USCIS Amends Previous Position and Now Allows F-1 STEM OPT Employees to Work at Third-Party Sites

Several months ago, the USCIS revised its website to state that F-1 STEM (science, technology, engineering, and mathematics) graduates on an OPT (optional practical training) extension were no longer able to work at third-party sites. Specifically, the USCIS expressed concern that an F-1 STEM OPT employee should not receive training experience at any third-party site, such as at the location of one of the employer’s clients, since U.S. Immigration and Customs Enforcement (ICE) would be unable to visit such a site to ensure that all training obligations were being met.
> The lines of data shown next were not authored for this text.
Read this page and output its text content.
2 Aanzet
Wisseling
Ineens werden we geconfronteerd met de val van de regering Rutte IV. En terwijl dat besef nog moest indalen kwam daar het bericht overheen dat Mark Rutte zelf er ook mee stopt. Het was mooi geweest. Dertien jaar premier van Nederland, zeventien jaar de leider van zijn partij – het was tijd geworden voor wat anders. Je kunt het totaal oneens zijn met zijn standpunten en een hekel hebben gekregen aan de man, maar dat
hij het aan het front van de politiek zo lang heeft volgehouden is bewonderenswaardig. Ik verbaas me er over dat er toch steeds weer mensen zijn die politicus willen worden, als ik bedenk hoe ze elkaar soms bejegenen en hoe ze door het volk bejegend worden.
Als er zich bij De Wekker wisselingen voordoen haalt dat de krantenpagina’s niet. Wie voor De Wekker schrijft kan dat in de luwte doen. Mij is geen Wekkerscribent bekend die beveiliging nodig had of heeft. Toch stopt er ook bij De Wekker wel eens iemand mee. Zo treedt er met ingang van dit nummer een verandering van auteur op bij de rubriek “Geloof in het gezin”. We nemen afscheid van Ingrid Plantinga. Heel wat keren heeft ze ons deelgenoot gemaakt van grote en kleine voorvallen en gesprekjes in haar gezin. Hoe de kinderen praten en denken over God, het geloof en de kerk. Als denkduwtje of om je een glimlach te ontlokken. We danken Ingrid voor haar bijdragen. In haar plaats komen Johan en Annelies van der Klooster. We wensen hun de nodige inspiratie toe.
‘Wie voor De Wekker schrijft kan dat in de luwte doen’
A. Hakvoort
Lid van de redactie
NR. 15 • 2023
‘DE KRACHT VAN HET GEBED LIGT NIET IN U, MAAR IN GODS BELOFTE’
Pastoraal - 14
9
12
The STEM OPT extension allows graduates with STEM degrees to work in the U.S. for up to three years after they graduate as long as they meet training requirements, including the development and submission of a Training Plan along with a confirmation from the employer that a valid “employer-employee” relationship exists between themselves and the STEM OPT employee. Therefore, a STEM OPT employee should be able to work at a third-party site as long as these restrictions were met. However, the revision to the USCIS website implies that even if a valid employer-employee relationship does exist for an employee working at a third-party site, this type of arrangement is prohibited due to ICE’s inability to visit the site in order to confirm that the employer is meeting the necessary requirements. Ultimately, this rule change would limit the ability of F-1 STEM OPT workers to receive valuable professional training.

As this revision was unannounced, this change created a great deal of confusion for both employers and employees who were impacted. In order to address this concern, the American Immigration Lawyers Association (AILA) contacted the Department of Homeland Security to receive clarification about this change. On August 17, the USCIS responded, amending its previous position. The USCIS has now confirmed that third-party placements for F-1 STEM OPT employees are allowed as long as the training requirements are met and as long as a bona fide employer-employee relationship is maintained.

Increase in I-907 Premium Processing Fee from $1225 to $1410

Multiple outlets are reporting that the Department of Homeland Security will publish a notice tomorrow announcing the increase in the I-907 premium processing fee from $1225 to $1410. The I-907 premium processing option allows for petitioners to request a faster processing time of 15 days for certain I-129 and I-140 petitions. This fee increase is expected to be effective on September 30, 2018.

 

For more information, please refer to the following notice from the DHS: https://s3.amazonaws.com/public-inspection.federalregister.gov/2018-19108.pdf

USCIS plan to rescind work authorization for H-4 spouses

In 2015, the Obama administration granted work authorization to H-4 visa holders whose spouses are in line to obtain their green cards. To date, over 100,000 work permits have been approved for H-4 visa holders since 2015. The majority of these work permits are held by educated Indian women whose husbands are working in the United States on H-1B visas.

 

However, in December of 2017, President Trump signed the “Buy American and Hire American” executive order. In light of this executive order, the Department of Homeland Security announced a plan to issue a new proposed rule in June of 2018 to rescind the ability of these H-4 holders to obtain work authorization on the premise that these H-4 work authorizations deprive American workers of jobs. Since that time, the publication of the new rule has been postponed twice. The USCIS has explained that it still intends to proceed with the rescission of work authorization for these H-4 visa holders but that it is currently focused on solving other issues.

 

After the DHS does propose a new rule regarding work authorization for eligible H-4 visa holders, there will be a 60-day public comment period during which time members of the public are able to submit their comments regarding the new rule. In addition, it is possible that any new rule on this topic issued by the Trump administration may face a court challenge from a district court issuing an injunction to stop the implementation of the new rule.

 

Currently, the rule allowing work authorization for eligible H-4 visa holders remains unchanged. As such, these H-4 spouses are still able to apply for and renew these work authorizations. Nevertheless, the USCIS has confirmed its intent to eventually propose a new rule regarding this topic, and as such any eligible H-4 visa holders should consider alternatives in the event that a new rule may prevent them from working in the future.

EB-2 and EB-2/NIW Retrogression Imminent Worldwide

Breaking news: The Department of State has recently noted just minutes ago that the 2nd preference category for employment-based petitions will retrogress at the end of the month of August. This means that anyone wishing to adjust their status for the remainder of the fiscal year must file their I-485 before this time.

Furthermore, it seems that the EB1 category will now NOT return to current on October 1st, 2018 but rather remain retrogressed worldwide until December 2018 at the earliest.

We will keep you posted about further developments.